Aviva agrees to terms of $8.8 billion Friends takeover

Pedestrians walk past an Aviva logo outside the company's head office in the city of London March 5, 2009. REUTERS/Stephen Hird

LONDON (Reuters) - British insurer Aviva (AV.L) agreed terms on Tuesday for a 5.6 billion pound ($8.8 billion) all-share takeover of rival Friends Life FLG.L, responding to pressures caused by pension industry reform.

Pension providers are rushing to revise their product ranges after the government in March surprisingly removed obligations for people to buy an annuity, or income for life, at retirement, hurting sales.

Aviva said the merger creates a market leader with 16 million life insurance customers. It is expected to generate 600 million pounds in excess cash flow a year and about 225 million pounds in annual cost savings by the end of 2017.

Andy Briggs, current group chief executive of Friends Life, will become CEO of Aviva UK Life, with Mark Wilson continuing as CEO of the enlarged Aviva Group.

Briggs told reporters that the two businesses worked well together. Friends Life’s corporate pension business is skewed to larger firms, while Aviva focused on smaller ones, alleviating any concerns about a reduction in competition.

“There’s a very good complementary fit,” he said.

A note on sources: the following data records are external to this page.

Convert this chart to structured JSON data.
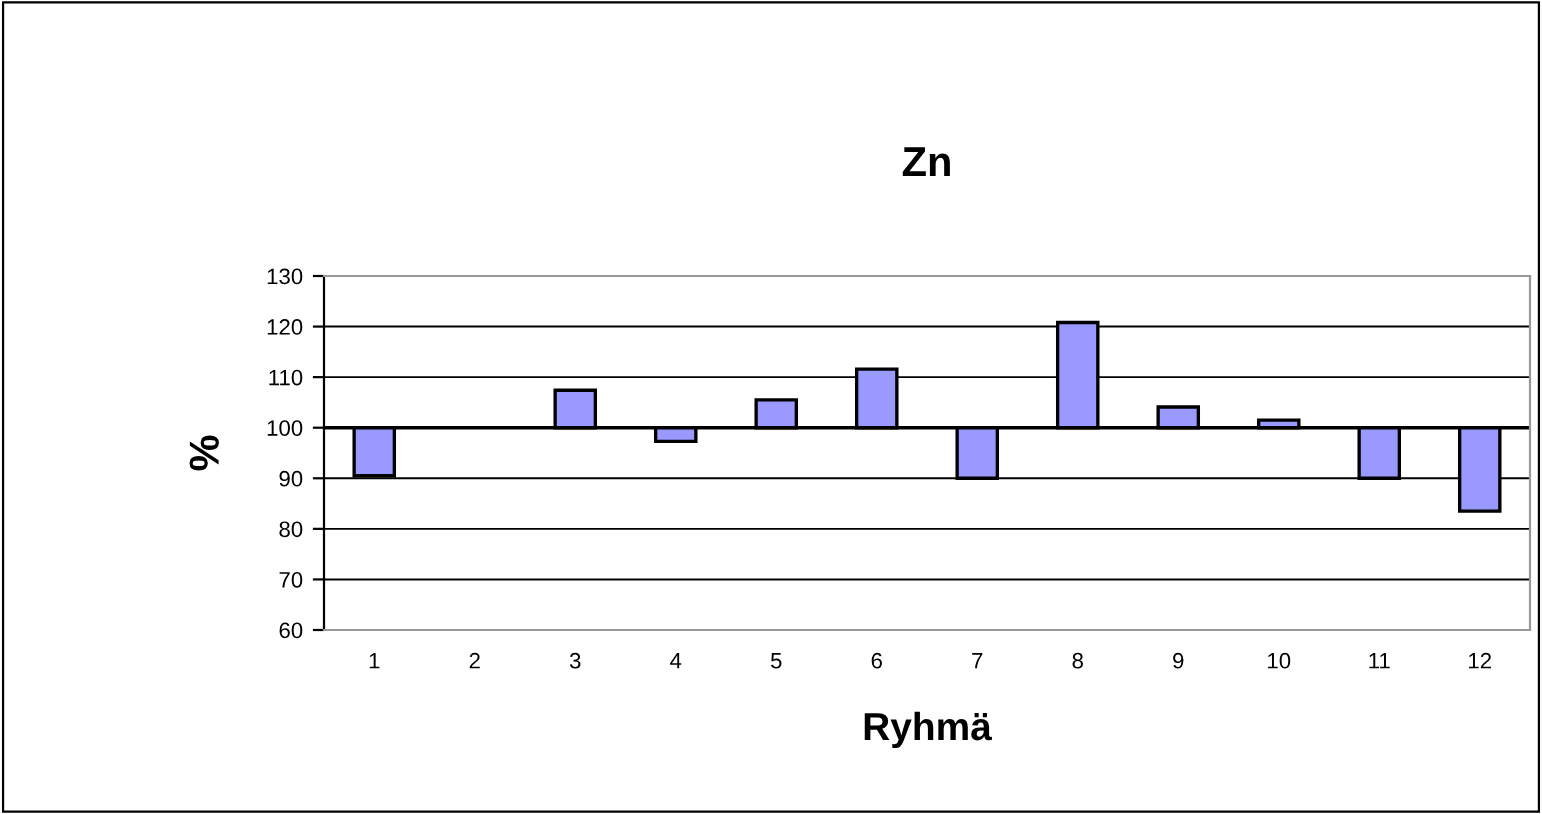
{
  "chart_data": {
    "type": "bar",
    "title": "Zn",
    "xlabel": "Ryhmä",
    "ylabel": "%",
    "categories": [
      "1",
      "2",
      "3",
      "4",
      "5",
      "6",
      "7",
      "8",
      "9",
      "10",
      "11",
      "12"
    ],
    "base": [
      100,
      null,
      100,
      100,
      100,
      100,
      100,
      100,
      100,
      100,
      100,
      100
    ],
    "values": [
      -9.5,
      null,
      7.4,
      -2.7,
      5.5,
      11.6,
      -10,
      20.8,
      4.1,
      1.5,
      -10,
      -16.5
    ],
    "color": "#9999ff",
    "ylim": [
      60,
      130
    ],
    "yticks": [
      60,
      70,
      80,
      90,
      100,
      110,
      120,
      130
    ],
    "grid": "y",
    "ref_lines": [
      {
        "axis": "y",
        "value": 100,
        "color": "#000000"
      }
    ]
  }
}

After the changes announced by the government in March, insurers have focused on alternative products such as pensions drawdown which allow savers more freedom over the amount of money they withdraw each year, or “bulk annuites” - taking on the risk of company defined benefit pension schemes.

WILSON‘S STRATEGY

Wilson said there would likely be job losses among the combined staff of more than 15,000 and savings from office moves but would not give any specific details. Analysts have speculated that Friends Life would close its London office.

The deal is a significant step for Wilson, who was hired as CEO of general and life insurer Aviva from Asian rival AIA (1299.HK) two years ago. He has pushed through a restructuring, selling off businesses and cutting costs.

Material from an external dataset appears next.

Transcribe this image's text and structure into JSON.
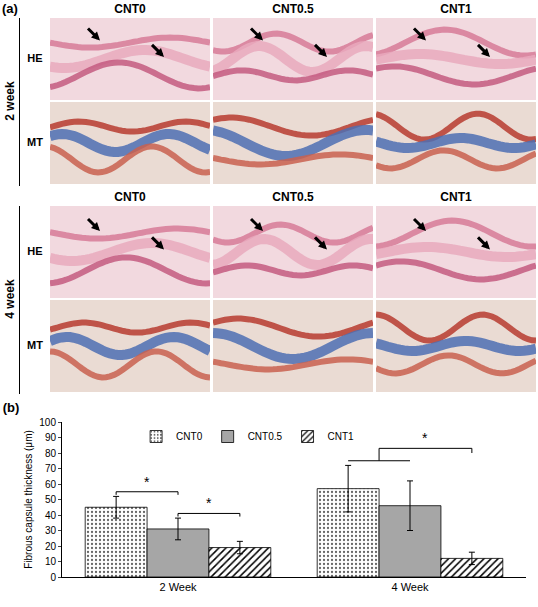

Analysts said the cost savings from the Aviva/Friends Life combination were higher than expected but would take several years to be achieved.

The merger has the backing of Clive Cowdery, who founded Friends Life in 2008 when it was known as Resolution. Aviva is the product of a 2000 merger between CGU and Norwich Union.

Holders of Friends Life shares will receive 0.74 new Aviva shares, valuing the company at 5.6 billion pounds, unchanged from last month’s initial announcement.

Aviva shares fell after last month’s announcement due to uncertainties over the savings numbers.

They were up 2.7 percent at 513 pence at 1035 GMT, while Friends Life was up 4.8 percent at 384.1 pence. The deal values Friends Life shares at 394 pence, based on the closing price on Nov 20.

Credit Suisse analysts said they were neutral on the deal.

“While it accelerates near-term cash generation and thus dividend recovery, it raises longer-term questions about growth once initial synergies are extracted,” they said.

Friends Life shareholders will also receive a second interim dividend of 24.1 pence per share. Aviva plans to pay a final dividend of 12.25 pence for 2014, up 30 percent on last year.

Morgan Stanley, JPMorgan Cazenove and Robey Warshaw advised Aviva. Friends Life was advised by Barclays, Goldman Sachs and RBC Capital Markets.